In [26]:
import numpy as np
import pandas as pd

In [27]:
def correlation(x, y):
    x_mean = np.mean(x)
    y_mean = np.mean(y)
    x_std = np.std(x)
    y_std = np.std(y)
    n = len(x)
    return np.sum((x - x_mean) * (y - y_mean)) / (n * x_std * y_std)

# Load the data

In [28]:
data = {
    "Hours Studied": [2, 3, 4, 5, 6, 7],
    "Hours Watching TV": [4, 3, 2, 1, 0, 0],
    "Outdoor Activity Time": [2, 4, 6, 8, 10, 12],
    "Hours Listening to Music": [2, 3, 4, 1, 5, 0],
    "Water Consumed": [5, 6, 5, 6, 4, 5],
    "Test Score": [65, 70, 75, 80, 85, 90]
}

df = pd.DataFrame(data)
df

Unnamed: 0,Hours Studied,Hours Watching TV,Outdoor Activity Time,Hours Listening to Music,Water Consumed,Test Score
0,2,4,2,2,5,65
1,3,3,4,3,6,70
2,4,2,6,4,5,75
3,5,1,8,1,6,80
4,6,0,10,5,4,85
5,7,0,12,0,5,90


# Correlation coefficient with Test Scores

In [29]:
corr_coeff = [correlation(df[col], df["Test Score"]) for col in df.columns]
corr_coeff_df = pd.DataFrame(corr_coeff, index=df.columns, columns=["TestScore Correlation"]).drop("Test Score")
corr_coeff_df

Unnamed: 0,TestScore Correlation
Hours Studied,1.0
Hours Watching TV,-0.981981
Outdoor Activity Time,1.0
Hours Listening to Music,-0.2
Water Consumed,-0.355036


In [30]:
pos, neg, nocor = [], [], []
for index, row in corr_coeff_df.iterrows():
    if row["TestScore Correlation"] > 0.7:
        pos.append(index)
    elif row["TestScore Correlation"] < -0.7:
        neg.append(index)
    else:
        nocor.append(index)
print('\nPositive correlation:', pos)
print('\nNegative correlation:', neg)
print('\nNo Significant correlation:', nocor)

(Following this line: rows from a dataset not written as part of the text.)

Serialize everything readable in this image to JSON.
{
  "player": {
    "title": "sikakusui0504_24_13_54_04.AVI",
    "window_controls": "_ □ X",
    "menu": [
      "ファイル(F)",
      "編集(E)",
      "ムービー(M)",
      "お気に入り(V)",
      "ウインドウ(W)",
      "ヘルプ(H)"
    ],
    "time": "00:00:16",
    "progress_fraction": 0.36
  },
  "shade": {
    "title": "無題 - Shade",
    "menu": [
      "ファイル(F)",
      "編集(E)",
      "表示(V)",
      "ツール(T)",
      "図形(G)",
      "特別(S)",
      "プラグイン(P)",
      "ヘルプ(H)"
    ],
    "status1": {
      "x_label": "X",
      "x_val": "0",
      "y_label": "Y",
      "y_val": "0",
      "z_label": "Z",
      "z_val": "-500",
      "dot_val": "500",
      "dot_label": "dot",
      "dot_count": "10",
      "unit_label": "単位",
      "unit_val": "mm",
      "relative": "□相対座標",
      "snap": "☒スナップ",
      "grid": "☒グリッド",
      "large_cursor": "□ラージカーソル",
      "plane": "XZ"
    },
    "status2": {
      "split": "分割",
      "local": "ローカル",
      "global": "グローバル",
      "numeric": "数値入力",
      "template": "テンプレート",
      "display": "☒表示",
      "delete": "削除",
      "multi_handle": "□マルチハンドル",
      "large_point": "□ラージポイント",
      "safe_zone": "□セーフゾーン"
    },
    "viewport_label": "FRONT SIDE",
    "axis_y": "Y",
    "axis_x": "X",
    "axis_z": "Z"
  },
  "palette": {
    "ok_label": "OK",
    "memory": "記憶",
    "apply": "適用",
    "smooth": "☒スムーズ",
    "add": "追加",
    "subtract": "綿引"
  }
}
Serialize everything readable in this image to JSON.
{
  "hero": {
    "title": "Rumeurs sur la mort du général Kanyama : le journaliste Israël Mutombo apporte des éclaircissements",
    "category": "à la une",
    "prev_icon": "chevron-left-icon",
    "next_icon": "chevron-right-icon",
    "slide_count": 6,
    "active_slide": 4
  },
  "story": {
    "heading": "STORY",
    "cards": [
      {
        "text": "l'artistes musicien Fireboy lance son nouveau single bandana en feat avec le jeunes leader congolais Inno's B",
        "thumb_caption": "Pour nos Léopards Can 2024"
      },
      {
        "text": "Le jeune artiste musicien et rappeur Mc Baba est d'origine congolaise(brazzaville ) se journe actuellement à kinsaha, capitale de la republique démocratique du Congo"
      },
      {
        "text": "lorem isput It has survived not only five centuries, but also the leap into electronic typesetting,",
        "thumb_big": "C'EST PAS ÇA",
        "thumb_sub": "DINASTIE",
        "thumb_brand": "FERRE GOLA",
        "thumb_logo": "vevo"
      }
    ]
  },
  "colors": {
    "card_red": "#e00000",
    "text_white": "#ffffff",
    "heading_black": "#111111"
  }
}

Positive correlation: ['Hours Studied', 'Outdoor Activity Time']

Negative correlation: ['Hours Watching TV']

No Significant correlation: ['Hours Listening to Music', 'Water Consumed']


## Hours Studied

A correlation coefficient of 1.0 between "Hours Studied" and test scores indicates a perfect positive linear relationship between these two variables.

- This means that as the number of hours studied increases, the test scores also consistently and proportionally increase.
- In terms of academic achievement, this strong correlation suggests that dedicating more time to studying directly leads to higher test scores.
- Additionally, this correlation does not necessarily address the effectiveness of time management; it only indicates the direct association between study hours and test scores.

In [31]:
print("Correlation coefficient:", corr_coeff_df.loc["Hours Studied"][0])

Correlation coefficient: 1.0


## Hours Watching TV

A correlation coefficient of -0.98 between "Hours Watching TV" and test scores indicates a very strong negative linear relationship between these two variables.
- This suggests that as the number of hours spent watching TV increases, test scores consistently and substantially decrease.
- In terms of academic achievement, this correlation implies that excessive TV-watching is strongly associated with lower test scores. This underscores the potential negative impact of excessive screen time on studying and learning.
- From a time management perspective, the correlation suggests that allocating more time to watching TV is linked to poorer academic outcomes, highlighting the importance of balancing leisure activities like TV-watching with dedicated study time for better academic performance.

In [32]:
print("Correlation coefficient:", corr_coeff_df.loc["Hours Watching TV"][0])

Correlation coefficient: -0.9819805060619659


## Hours Listening to Music

A correlation of -0.2 between "Hours Listening to Music" and test scores suggests a minor negative link. While more music listening slightly associates with lower test scores, the effect is weak.
- This correlation hints that music might impact concentration and study habits to some extent, but the significance varies based on individual preferences and task types.
- Students should consider how music affects their focus and adapt their study strategies accordingly.

In [33]:
print("Correlation coefficient:", corr_coeff_df.loc["Hours Listening to Music"][0])

Correlation coefficient: -0.2


## Water Consumed

A correlation of -0.35 between "Water Consumed" and test scores suggests a moderate negative link.
- This might be due to excessive water intake causing study disruptions.
- While hydration is crucial for cognitive function, managing water consumption is important to avoid distractions during studying and tests.

In [34]:
print("Correlation coefficient:", corr_coeff_df.loc["Water Consumed"][0])

Correlation coefficient: -0.35503580124836315


## Outdoor Activity Time

A correlation of 1.0 between "Outdoor Activity Time" and test scores indicates a perfect positive link.
- Outdoor activities can positively impact academic performance by enhancing cognitive function, memory, and reducing stress.
- Regular outdoor engagement can lead to better learning and test-taking outcomes.

In [35]:
print("Correlation coefficient:", corr_coeff_df.loc["Outdoor Activity Time"][0])

Correlation coefficient: 1.0